Two players took turns plucking petals, and the game required each player to take either one or to petals at a time … with the proviso that if two petals were taken, they had to physically adjacent.

The winner was the player who took the last petal, and, according to the author, the young lass always won … whether she played first or second.

The “solution” given in the back of the book described her strategy as one of presenting her opponent with a daisy which had been divided into two identical segments. She then simply matched her opponent’s play each time, usng the sector opposite the one into which the opponent had just played.

This struck me as an unsatisfactory answer, in that she had to rely on inept play by her opponent in those cases where she played first.

This led me, for some reason, to try and find the winning strategy for a re-defined game in which the wind had randomly blown away a number of petals from a large daisy before the game began.

(It was only much later that I learned that the problem I had set for myself was to find the solution to the well-known [normal play] game “Kayles”.)

After many, many, many hours of work, I had the strategy for all possible games in which the largest unbroken string of petals was 168 or less… and was satisfied that this strategy could be applied to any game with a string or strings exceeding 168. (I could have stopped at 166, but did the next two numbers just to round out a final cycle of 12).

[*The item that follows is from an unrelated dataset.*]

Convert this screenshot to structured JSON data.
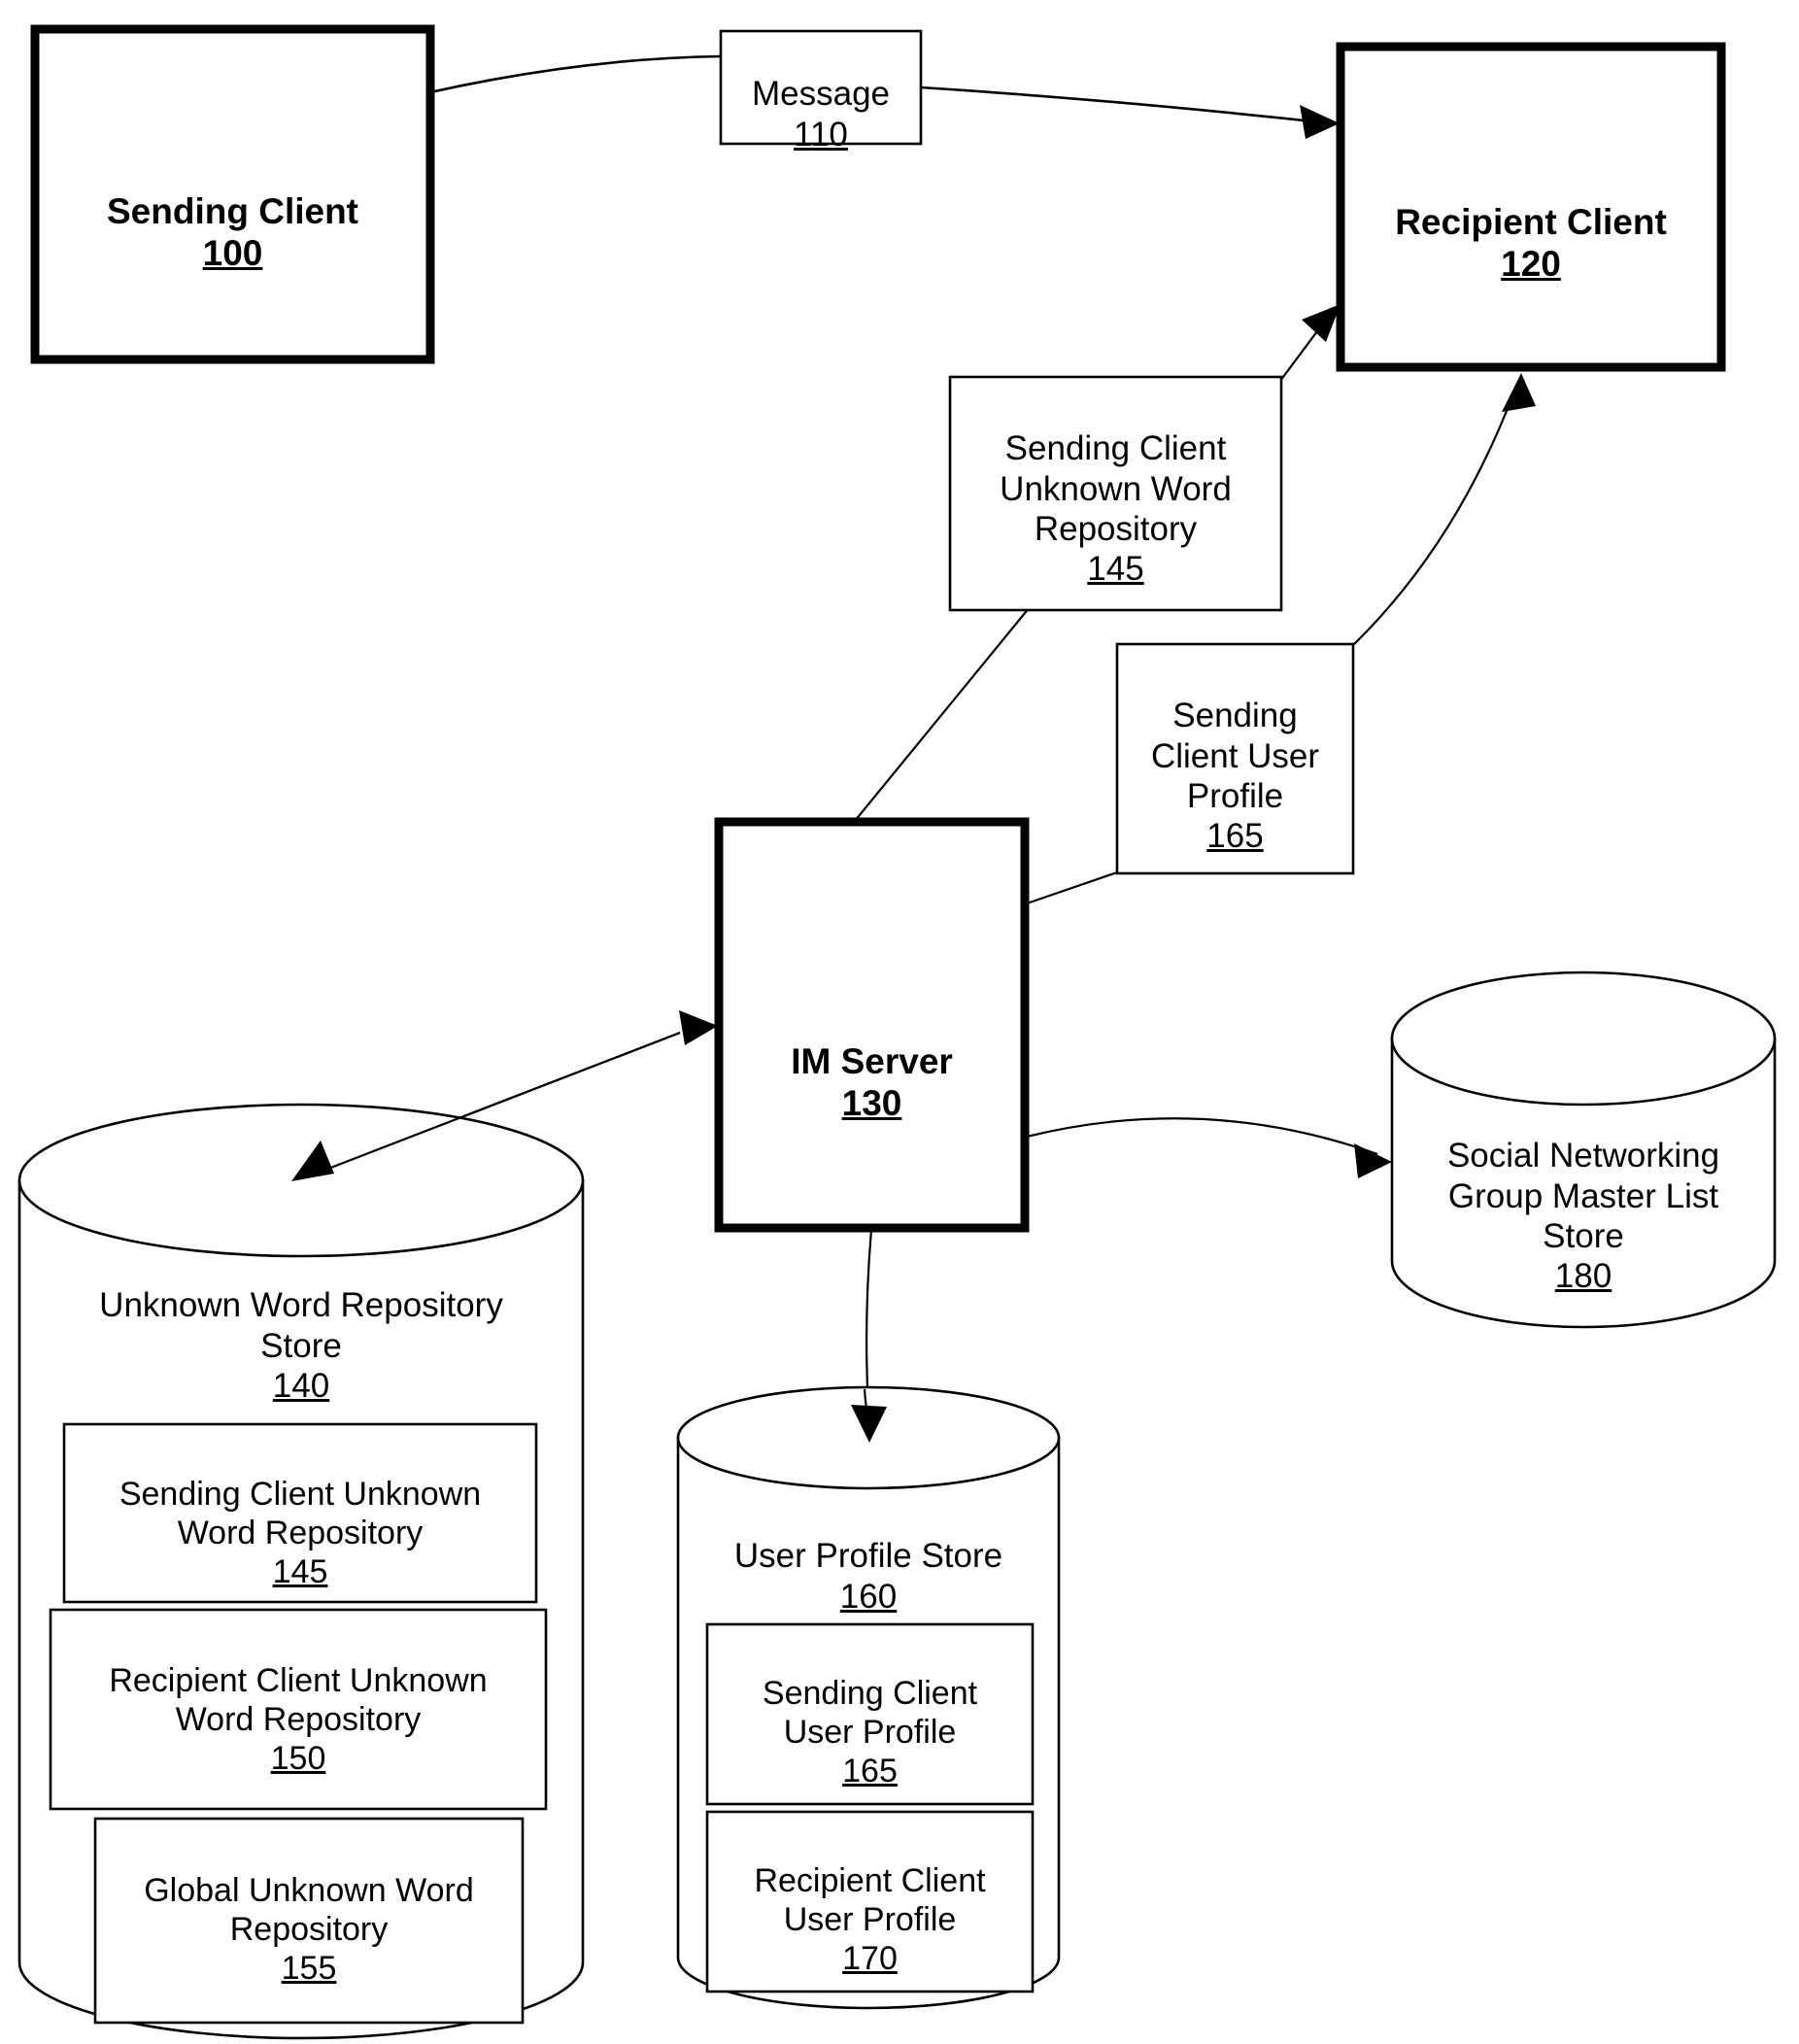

The work was done on a commuter train, returning home from work in the evenings, and I used worksheets which bore a crude resemblance to the Grundy scale described in “Winning Ways” … except that my worksheets didn’t “slide”. A copy of one of those worksheets is attached, as Appendix IV.

Having solved the problem, I forgot about it until I happened to see a Martin Gardner column in an issue of Scientific American in which he discussed Kayles. The issue came out in 1969 or 1970, and, as I recall, his number values matched mine exactly, except for one number (28 ?). I rechecked by calculations, and concluded that the variance was almost certainly caused by a “typo” in the article. Many years later, when I acquired a copy of “Winning Ways” my values were confirmed as correct.

In any case, reading the Gardner article reawakened my interest in Kayles, and I set out to try and solve the problem of the Misere version of the game.

In time, I developed the theory of “Safe” and “Unsafe” numbers … and by 1973 I had what I believed was a general solution to the game.

Again, I set the matter aside, but for some reason in 1979 I sent an outline of my solution to Mr. Gardner, asking him whether it was correct. He replied that he didn’t know, and suggested that I check with Professor Guy.

Once more I let matters slide, but in 1989 I finally sent the “solution” to Professor Guy, and asked for his reaction. The subsequent exchange led me to assemble my work papers into what I trust is a coherent document. What follows is the document wich I hope will confirm, under scrutiny, that my theory is correct.

Here is the solution as presented in the paper by Sibert and Conway, *Mathematical Kayle*s:

The **PN Positions **of Kayles (ie those that are P-positions in normal play, and N-positions in misere play) are precisely those positions that have one of the following three forms:

E(5) E(4,1)

E(17,12,9) E(20,4,1)

25 E(17,12,9) D(20,4,1)

While the N-normal, P-misere positions are the

**NP Positions**

D(5) D(4,1)

E(5) D(4,1)

E(4,1) D(9)

12 E(4,1)

E(17,12,9) D(20,4,1)

25 D(9) D(4,1)

The notation E(a, b, . . .) (resp. D(a, b, . . .)) refers to any position composed by taking an even (resp., odd) number of isolated rows of pins of length of size a or b or . . ..

For example,

5 + 4 + 1 + 1

is a position included in the set

D(5) D(4, 1)

since it is composed by taking a single (ie, odd number) row of size 5 and the total number of 4’s or 1’s (ie, three) is also odd. For every other position in misere Kayles not listed in the forms of PN- and NP-positions above, its misere and normal play outcomes agree.

It’s possible to frame this solution using the language of misere quotients. The misere quotient of Kayles is a commutative monoid of order 40, and its misere pretending function is also of period 12, just as its normal play nim sequence has period twelve. This paper gives the details.